KISSIMMEE, Fla. — A now-former Kissimmee police officer is accused of lying about being carjacked, after investigators believe he actually drove drunk into a retention pond.
9 Investigates learned instead of going to jail, off-duty officer George Hazelton was given a ride home.
Only Channel 9 investigative reporter Karla Ray obtained the body camera videos of the morning it happened, and she questioned the Kissimmee police chief about the incident. She also asked the three other agencies who responded to the call about why none of them pursued charges against Hazelton for obstruction, misuse of 911 or driving under the influence.
Hazelton resigned, but could lose his certification. The Kissimmee Police Department sent the results of his internal affairs investigation, which found him to be untruthful, to Florida’s Department of Law Enforcement Criminal Justice Standards and Training Commission, which has the power to revoke an officer’s law enforcement certification.
On an early morning in November 2020, Orlando Police, Belle Isle Police and Orange County deputies responded to a 7-Eleven on Orange Blossom Trail after Hazelton called 911 to claim he was carjacked.
“There was like, four dudes who pulled me the (expletive) out,” Hazelton said on body camera.
According to an internal affairs investigation, Hazelton said he was going to “drive home and decided against it because he believed he consumed too much alcohol.” He claims he parked in Belle Isle, where he was attacked.
The location where he ultimately called 911 was more than six miles away.
“How’d you get here from there?” an officer asked Hazelton.“Walking,” he replied.

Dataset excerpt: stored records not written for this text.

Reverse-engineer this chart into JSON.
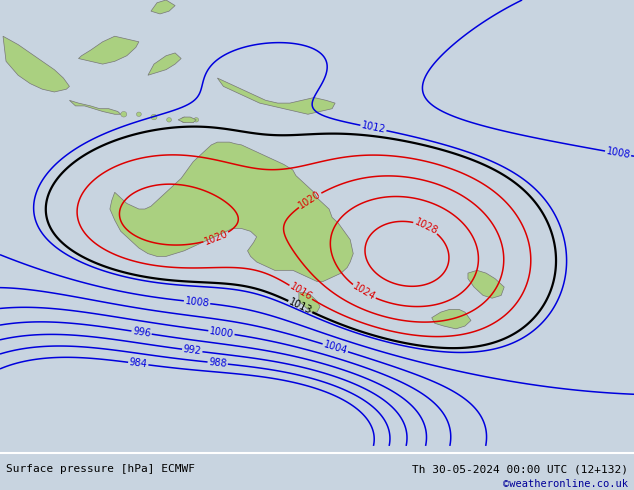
{
  "title_left": "Surface pressure [hPa] ECMWF",
  "title_right": "Th 30-05-2024 00:00 UTC (12+132)",
  "copyright": "©weatheronline.co.uk",
  "background_color": "#c8d4e0",
  "ocean_color": "#c8d4e0",
  "australia_color": "#aad080",
  "land_color": "#aad080",
  "isobar_blue_color": "#0000dd",
  "isobar_red_color": "#dd0000",
  "isobar_black_color": "#000000",
  "bottom_text_color": "#000099",
  "pressure_levels_blue": [
    984,
    988,
    992,
    996,
    1000,
    1004,
    1008,
    1012
  ],
  "pressure_levels_red": [
    1016,
    1020,
    1024,
    1028
  ],
  "pressure_levels_black": [
    1013
  ],
  "figwidth": 6.34,
  "figheight": 4.9,
  "dpi": 100
}
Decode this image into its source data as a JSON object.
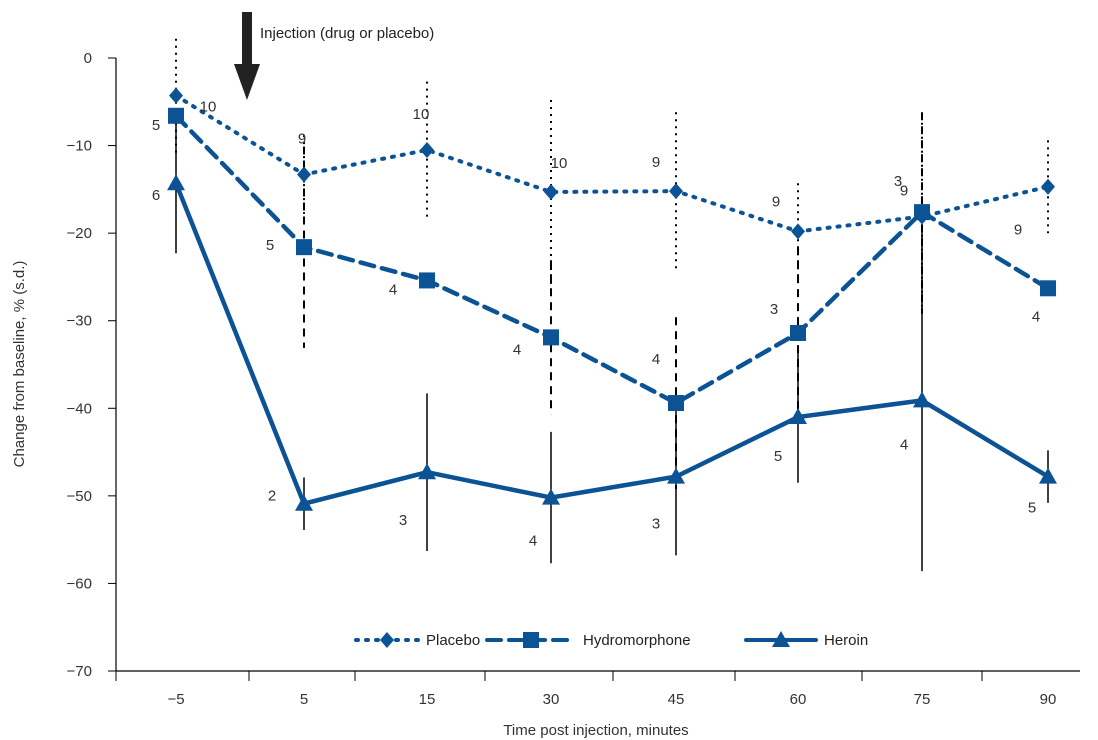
{
  "chart_data": {
    "type": "line",
    "xlabel": "Time post injection, minutes",
    "ylabel": "Change from baseline, % (s.d.)",
    "categories": [
      "−5",
      "5",
      "15",
      "30",
      "45",
      "60",
      "75",
      "90"
    ],
    "ylim": [
      -70,
      0
    ],
    "y_ticks": [
      {
        "value": 0,
        "label": "0"
      },
      {
        "value": -10,
        "label": "−10"
      },
      {
        "value": -20,
        "label": "−20"
      },
      {
        "value": -30,
        "label": "−30"
      },
      {
        "value": -40,
        "label": "−40"
      },
      {
        "value": -50,
        "label": "−50"
      },
      {
        "value": -60,
        "label": "−60"
      },
      {
        "value": -70,
        "label": "−70"
      }
    ],
    "grid": false,
    "legend_position": "bottom",
    "annotation": {
      "text": "Injection (drug or placebo)",
      "between_categories": [
        "−5",
        "5"
      ]
    },
    "series": [
      {
        "name": "Placebo",
        "line_style": "dotted",
        "marker": "diamond",
        "color": "#0b5394",
        "values": [
          -4.3,
          -13.3,
          -10.5,
          -15.3,
          -15.2,
          -19.8,
          -18.1,
          -14.7
        ],
        "sd": [
          6.5,
          4.5,
          7.8,
          10.5,
          9.0,
          5.5,
          11.5,
          5.3
        ],
        "n": [
          "10",
          "9",
          "10",
          "10",
          "9",
          "9",
          "9",
          "9"
        ]
      },
      {
        "name": "Hydromorphone",
        "line_style": "dashed",
        "marker": "square",
        "color": "#0b5394",
        "values": [
          -6.6,
          -21.6,
          -25.4,
          -31.9,
          -39.4,
          -31.4,
          -17.6,
          -26.3
        ],
        "sd": [
          0,
          11.5,
          0,
          8.8,
          9.8,
          9.8,
          11.4,
          0
        ],
        "n": [
          "5",
          "5",
          "4",
          "4",
          "4",
          "3",
          "3",
          "4"
        ]
      },
      {
        "name": "Heroin",
        "line_style": "solid",
        "marker": "triangle",
        "color": "#0b5394",
        "values": [
          -14.3,
          -50.9,
          -47.3,
          -50.2,
          -47.8,
          -41.0,
          -39.1,
          -47.8
        ],
        "sd": [
          8.0,
          3.0,
          9.0,
          7.5,
          9.0,
          7.5,
          19.5,
          3.0
        ],
        "n": [
          "6",
          "2",
          "3",
          "4",
          "3",
          "5",
          "4",
          "5"
        ]
      }
    ]
  }
}
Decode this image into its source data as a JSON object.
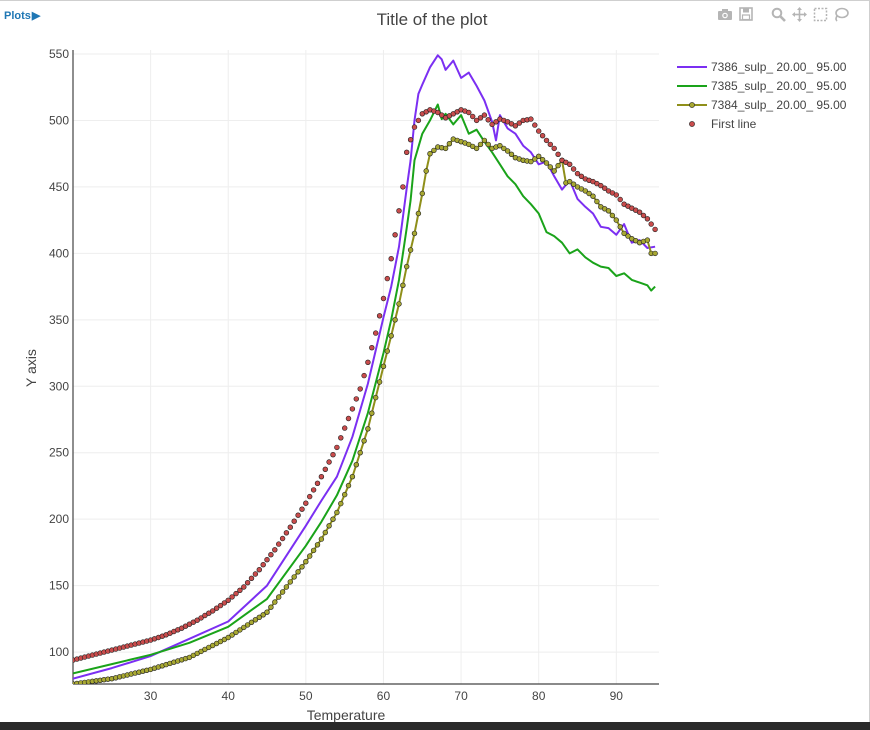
{
  "app": {
    "plots_label": "Plots",
    "title": "Title of the plot"
  },
  "modebar": {
    "icons": [
      "camera-icon",
      "save-icon",
      "zoom-icon",
      "pan-icon",
      "box-select-icon",
      "lasso-icon"
    ],
    "color": "#b5b5b5"
  },
  "chart_data": {
    "type": "line",
    "title": "Title of the plot",
    "xlabel": "Temperature",
    "ylabel": "Y axis",
    "xlim": [
      20,
      95.5
    ],
    "ylim": [
      76,
      553
    ],
    "xticks": [
      30,
      40,
      50,
      60,
      70,
      80,
      90
    ],
    "yticks": [
      100,
      150,
      200,
      250,
      300,
      350,
      400,
      450,
      500,
      550
    ],
    "grid": true,
    "legend_position": "top-right",
    "series": [
      {
        "name": "7386_sulp_  20.00_  95.00",
        "mode": "lines",
        "color": "#7b2ff2",
        "points": [
          [
            20,
            80
          ],
          [
            25,
            88
          ],
          [
            30,
            97
          ],
          [
            35,
            110
          ],
          [
            40,
            123
          ],
          [
            45,
            150
          ],
          [
            50,
            195
          ],
          [
            52,
            214
          ],
          [
            54,
            232
          ],
          [
            56,
            262
          ],
          [
            58,
            302
          ],
          [
            60,
            352
          ],
          [
            61,
            375
          ],
          [
            62,
            405
          ],
          [
            63,
            449
          ],
          [
            63.5,
            470
          ],
          [
            64,
            500
          ],
          [
            64.5,
            520
          ],
          [
            65,
            527
          ],
          [
            66,
            540
          ],
          [
            67,
            549
          ],
          [
            67.5,
            546
          ],
          [
            68,
            538
          ],
          [
            69,
            545
          ],
          [
            70,
            532
          ],
          [
            71,
            536
          ],
          [
            72,
            526
          ],
          [
            73,
            515
          ],
          [
            74,
            499
          ],
          [
            74.5,
            485
          ],
          [
            75,
            504
          ],
          [
            76,
            494
          ],
          [
            77,
            490
          ],
          [
            78,
            481
          ],
          [
            79,
            476
          ],
          [
            80,
            467
          ],
          [
            81,
            469
          ],
          [
            82,
            458
          ],
          [
            83,
            448
          ],
          [
            84,
            455
          ],
          [
            85,
            441
          ],
          [
            86,
            435
          ],
          [
            87,
            430
          ],
          [
            88,
            420
          ],
          [
            89,
            419
          ],
          [
            90,
            414
          ],
          [
            91,
            422
          ],
          [
            92,
            408
          ],
          [
            93,
            410
          ],
          [
            94,
            404
          ],
          [
            95,
            405
          ]
        ]
      },
      {
        "name": "7385_sulp_  20.00_  95.00",
        "mode": "lines",
        "color": "#1aa31a",
        "points": [
          [
            20,
            84
          ],
          [
            25,
            91
          ],
          [
            30,
            98
          ],
          [
            35,
            107
          ],
          [
            40,
            119
          ],
          [
            45,
            140
          ],
          [
            50,
            180
          ],
          [
            52,
            198
          ],
          [
            54,
            218
          ],
          [
            56,
            244
          ],
          [
            58,
            280
          ],
          [
            60,
            325
          ],
          [
            61,
            350
          ],
          [
            62,
            380
          ],
          [
            63,
            419
          ],
          [
            63.5,
            440
          ],
          [
            64,
            470
          ],
          [
            65,
            490
          ],
          [
            66,
            500
          ],
          [
            67,
            512
          ],
          [
            67.5,
            501
          ],
          [
            68,
            505
          ],
          [
            69,
            497
          ],
          [
            70,
            504
          ],
          [
            71,
            490
          ],
          [
            72,
            493
          ],
          [
            73,
            484
          ],
          [
            74,
            476
          ],
          [
            75,
            467
          ],
          [
            76,
            458
          ],
          [
            77,
            452
          ],
          [
            78,
            443
          ],
          [
            79,
            437
          ],
          [
            80,
            430
          ],
          [
            81,
            416
          ],
          [
            82,
            413
          ],
          [
            83,
            408
          ],
          [
            84,
            400
          ],
          [
            85,
            403
          ],
          [
            86,
            397
          ],
          [
            87,
            393
          ],
          [
            88,
            390
          ],
          [
            89,
            389
          ],
          [
            90,
            383
          ],
          [
            91,
            385
          ],
          [
            92,
            380
          ],
          [
            93,
            378
          ],
          [
            94,
            376
          ],
          [
            94.5,
            372
          ],
          [
            95,
            375
          ]
        ]
      },
      {
        "name": "7384_sulp_  20.00_  95.00",
        "mode": "lines+markers",
        "color": "#8f8f1a",
        "marker_color": "#a8a832",
        "points": [
          [
            20,
            76
          ],
          [
            25,
            80
          ],
          [
            30,
            87
          ],
          [
            35,
            96
          ],
          [
            40,
            111
          ],
          [
            45,
            130
          ],
          [
            50,
            168
          ],
          [
            52,
            185
          ],
          [
            54,
            205
          ],
          [
            56,
            232
          ],
          [
            58,
            268
          ],
          [
            60,
            315
          ],
          [
            61,
            338
          ],
          [
            62,
            362
          ],
          [
            63,
            390
          ],
          [
            64,
            415
          ],
          [
            65,
            445
          ],
          [
            65.5,
            462
          ],
          [
            66,
            475
          ],
          [
            67,
            480
          ],
          [
            68,
            479
          ],
          [
            69,
            486
          ],
          [
            70,
            484
          ],
          [
            71,
            482
          ],
          [
            72,
            479
          ],
          [
            73,
            485
          ],
          [
            74,
            479
          ],
          [
            75,
            481
          ],
          [
            76,
            477
          ],
          [
            77,
            472
          ],
          [
            78,
            470
          ],
          [
            79,
            469
          ],
          [
            80,
            473
          ],
          [
            81,
            468
          ],
          [
            82,
            462
          ],
          [
            83,
            470
          ],
          [
            83.5,
            453
          ],
          [
            84,
            454
          ],
          [
            85,
            450
          ],
          [
            86,
            447
          ],
          [
            87,
            443
          ],
          [
            88,
            435
          ],
          [
            89,
            432
          ],
          [
            90,
            425
          ],
          [
            91,
            415
          ],
          [
            92,
            411
          ],
          [
            93,
            408
          ],
          [
            94,
            410
          ],
          [
            94.5,
            400
          ],
          [
            95,
            400
          ]
        ]
      },
      {
        "name": "First line",
        "mode": "markers",
        "color": "#c94c4c",
        "points": [
          [
            20,
            94
          ],
          [
            22,
            97
          ],
          [
            24,
            100
          ],
          [
            26,
            103
          ],
          [
            28,
            106
          ],
          [
            30,
            109
          ],
          [
            32,
            113
          ],
          [
            34,
            118
          ],
          [
            36,
            124
          ],
          [
            38,
            131
          ],
          [
            40,
            139
          ],
          [
            42,
            149
          ],
          [
            44,
            162
          ],
          [
            46,
            177
          ],
          [
            48,
            194
          ],
          [
            50,
            212
          ],
          [
            52,
            232
          ],
          [
            54,
            254
          ],
          [
            56,
            283
          ],
          [
            57,
            298
          ],
          [
            58,
            318
          ],
          [
            59,
            340
          ],
          [
            60,
            366
          ],
          [
            61,
            396
          ],
          [
            62,
            432
          ],
          [
            62.5,
            450
          ],
          [
            63,
            476
          ],
          [
            64,
            495
          ],
          [
            65,
            505
          ],
          [
            66,
            508
          ],
          [
            67,
            506
          ],
          [
            68,
            502
          ],
          [
            69,
            505
          ],
          [
            70,
            508
          ],
          [
            71,
            506
          ],
          [
            72,
            500
          ],
          [
            73,
            504
          ],
          [
            74,
            497
          ],
          [
            75,
            501
          ],
          [
            76,
            499
          ],
          [
            77,
            496
          ],
          [
            78,
            500
          ],
          [
            79,
            501
          ],
          [
            80,
            492
          ],
          [
            81,
            485
          ],
          [
            82,
            479
          ],
          [
            83,
            470
          ],
          [
            84,
            467
          ],
          [
            85,
            460
          ],
          [
            86,
            456
          ],
          [
            87,
            454
          ],
          [
            88,
            451
          ],
          [
            89,
            447
          ],
          [
            90,
            444
          ],
          [
            91,
            437
          ],
          [
            92,
            434
          ],
          [
            93,
            431
          ],
          [
            94,
            426
          ],
          [
            95,
            418
          ]
        ]
      }
    ]
  }
}
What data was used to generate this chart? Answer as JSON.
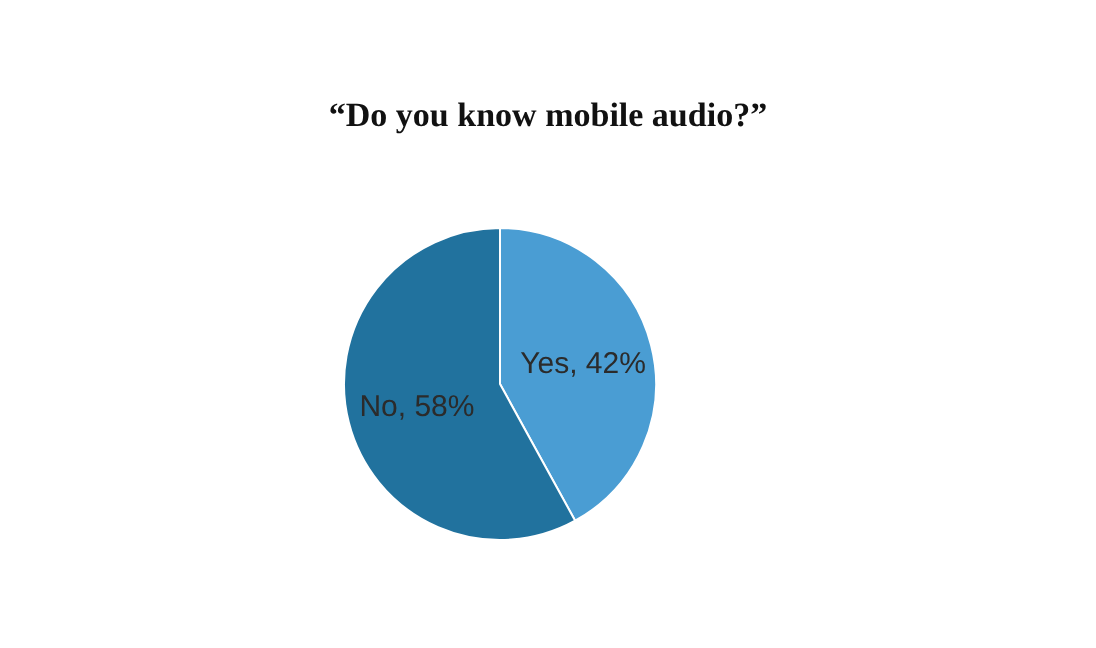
{
  "chart_data": {
    "type": "pie",
    "title": "“Do you know mobile audio?”",
    "categories": [
      "Yes",
      "No"
    ],
    "values": [
      42,
      58
    ],
    "colors": [
      "#4a9dd3",
      "#21729e"
    ],
    "value_labels": [
      "42%",
      "58%"
    ],
    "legend": false
  }
}
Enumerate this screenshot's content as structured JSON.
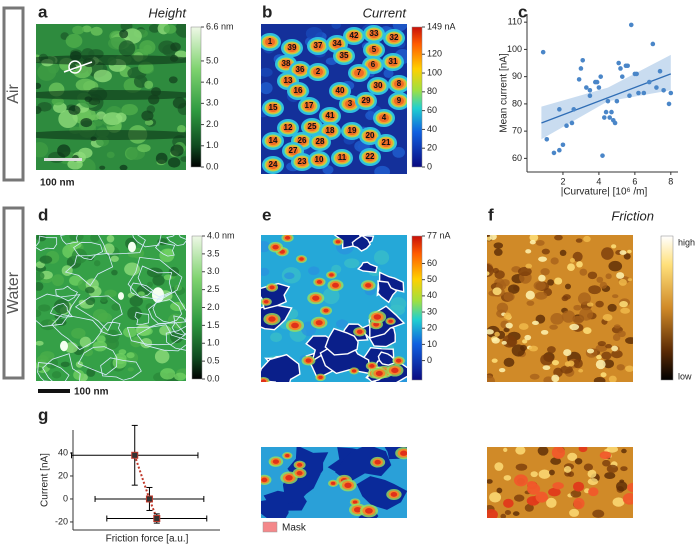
{
  "row_labels": [
    "Air",
    "Water"
  ],
  "panels": {
    "a": {
      "label": "a",
      "title": "Height",
      "scale_bar": "100 nm",
      "colorbar": {
        "lim": [
          0,
          6.6
        ],
        "ticks": [
          {
            "value": 0,
            "label": "0.0"
          },
          {
            "value": 1,
            "label": "1.0"
          },
          {
            "value": 2,
            "label": "2.0"
          },
          {
            "value": 3,
            "label": "3.0"
          },
          {
            "value": 4,
            "label": "4.0"
          },
          {
            "value": 5,
            "label": "5.0"
          },
          {
            "value": 6.6,
            "label": "6.6 nm"
          }
        ]
      }
    },
    "b": {
      "label": "b",
      "title": "Current",
      "grain_labels": [
        "1",
        "39",
        "37",
        "34",
        "42",
        "33",
        "32",
        "38",
        "35",
        "5",
        "6",
        "31",
        "36",
        "2",
        "13",
        "7",
        "8",
        "16",
        "40",
        "30",
        "3",
        "29",
        "9",
        "15",
        "17",
        "41",
        "4",
        "12",
        "25",
        "26",
        "18",
        "19",
        "20",
        "21",
        "28",
        "14",
        "27",
        "23",
        "10",
        "11",
        "22",
        "24"
      ],
      "colorbar": {
        "lim": [
          0,
          149
        ],
        "ticks": [
          0,
          20,
          40,
          60,
          80,
          100,
          120,
          {
            "value": 149,
            "label": "149 nA"
          }
        ]
      }
    },
    "c": {
      "label": "c"
    },
    "d": {
      "label": "d",
      "scale_bar": "100 nm",
      "colorbar": {
        "lim": [
          0,
          4
        ],
        "ticks": [
          {
            "value": 0,
            "label": "0.0"
          },
          0.5,
          {
            "value": 1,
            "label": "1.0"
          },
          1.5,
          {
            "value": 2,
            "label": "2.0"
          },
          2.5,
          {
            "value": 3,
            "label": "3.0"
          },
          3.5,
          {
            "value": 4,
            "label": "4.0 nm"
          }
        ]
      }
    },
    "e": {
      "label": "e",
      "mask_legend": "Mask",
      "colorbar": {
        "lim": [
          -12,
          77
        ],
        "ticks": [
          0,
          10,
          20,
          30,
          40,
          50,
          60,
          {
            "value": 77,
            "label": "77 nA"
          }
        ]
      }
    },
    "f": {
      "label": "f",
      "title": "Friction",
      "colorbar": {
        "high": "high",
        "low": "low"
      }
    },
    "g": {
      "label": "g"
    }
  },
  "chart_data": [
    {
      "type": "scatter",
      "x_label": "|Curvature|  [10⁶ /m]",
      "y_label": "Mean current  [nA]",
      "color": "#4a86c8",
      "x": [
        0.9,
        1.1,
        1.5,
        1.8,
        2.0,
        1.8,
        2.5,
        2.6,
        2.9,
        3.0,
        3.1,
        3.3,
        3.5,
        3.5,
        3.8,
        3.9,
        4.0,
        4.1,
        4.2,
        4.3,
        4.5,
        4.6,
        4.7,
        4.8,
        4.9,
        5.0,
        5.1,
        5.2,
        5.3,
        5.5,
        5.6,
        5.7,
        5.8,
        6.0,
        6.1,
        6.2,
        6.5,
        6.8,
        7.0,
        7.2,
        7.4,
        7.6,
        7.9,
        8.0,
        2.2,
        4.4
      ],
      "y": [
        99,
        67,
        62,
        63,
        65,
        78,
        73,
        78,
        89,
        93,
        96,
        86,
        85,
        83,
        88,
        88,
        86,
        90,
        61,
        75,
        81,
        75,
        77,
        74,
        73,
        81,
        95,
        93,
        90,
        94,
        94,
        83,
        109,
        91,
        91,
        84,
        84,
        88,
        102,
        86,
        92,
        85,
        80,
        84,
        72,
        77
      ],
      "xlim": [
        0,
        8.4
      ],
      "ylim": [
        55,
        113
      ],
      "xticks": [
        2,
        4,
        6,
        8
      ],
      "yticks": [
        60,
        70,
        80,
        90,
        100,
        110
      ],
      "fit": {
        "x": [
          0.8,
          8
        ],
        "y": [
          73,
          91
        ],
        "color": "#2f6db5"
      },
      "band": {
        "x": [
          0.8,
          4.5,
          8
        ],
        "lower": [
          67,
          81,
          85
        ],
        "upper": [
          79,
          86,
          98
        ],
        "color": "#c9dcf0"
      }
    },
    {
      "type": "errorbar",
      "x_label": "Friction force  [a.u.]",
      "y_label": "Current  [nA]",
      "color": "#000000",
      "line_color": "#c0392b",
      "x": [
        4.2,
        5.2,
        5.7
      ],
      "y": [
        38,
        0,
        -17
      ],
      "xerr": [
        4.3,
        3.7,
        3.4
      ],
      "yerr": [
        26,
        10,
        4
      ],
      "xlim": [
        0,
        10
      ],
      "ylim": [
        -27,
        60
      ],
      "yticks": [
        -20,
        0,
        20,
        40
      ]
    }
  ]
}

While he continued to tell his story, the internal investigation shows that a deputy spotted a tow truck transporting Hazelton’s truck from an accident scene in the Orlando Police jurisdiction.
A witness saw the truck drive off the road into a retention pond near the I-4 on-ramp at John Young Parkway. Hazelton’s clothes were wet up to his knees, his shirt was ripped, and according to the internal investigation, he smelled of alcohol.
He also still had his keys, ruling out the story that he was carjacked.
“I got away from them, I still have my (expletive) keys, I don’t know how they got my (expletive), I don’t know where my (expletive) truck is at, OK?” Hazelton said to investigators.
“Beyond his immediate conduct not being appropriate; the lives he put in jeopardy beyond his own; the fact that he involved and made that serious allegation and it covered three jurisdictions, I’m extremely disappointed,” Chief Jeff O’Dell said of his former officer, who worked for the agency for around nine years.
Hazelton was immediately put on leave, but none of the agencies that responded pursued any charges against him. Another Kissimmee officer was called to the 7-Eleven to give Hazelton a ride home.
“If that were to have happened in your jurisdiction, would that person have gotten a ride home?” Ray asked Chief Jeff O’Dell.
“It depends on a lot of factors,” O’Dell said. “The 911 call, the fact that you involved all those other agencies, certainly makes the situation worse.”
O’Dell’s agency was not involved in the criminal investigation, meaning it was within protocol for one of his fellow officers to take Hazelton home.
9 Investigates asked the responding agencies why no charges were filed. Belle Isle Police ruled that since nothing occurred in its jurisdiction, the Orange County Sheriff’s Office was primarily on the case.
The Orange County Sheriff’s Office told 9 Investigates that people often lie to law enforcement, and are very rarely arrested for that.
Orlando Police could not place Hazelton behind the wheel since he was located away from the crash scene, so no charges were pursued against him.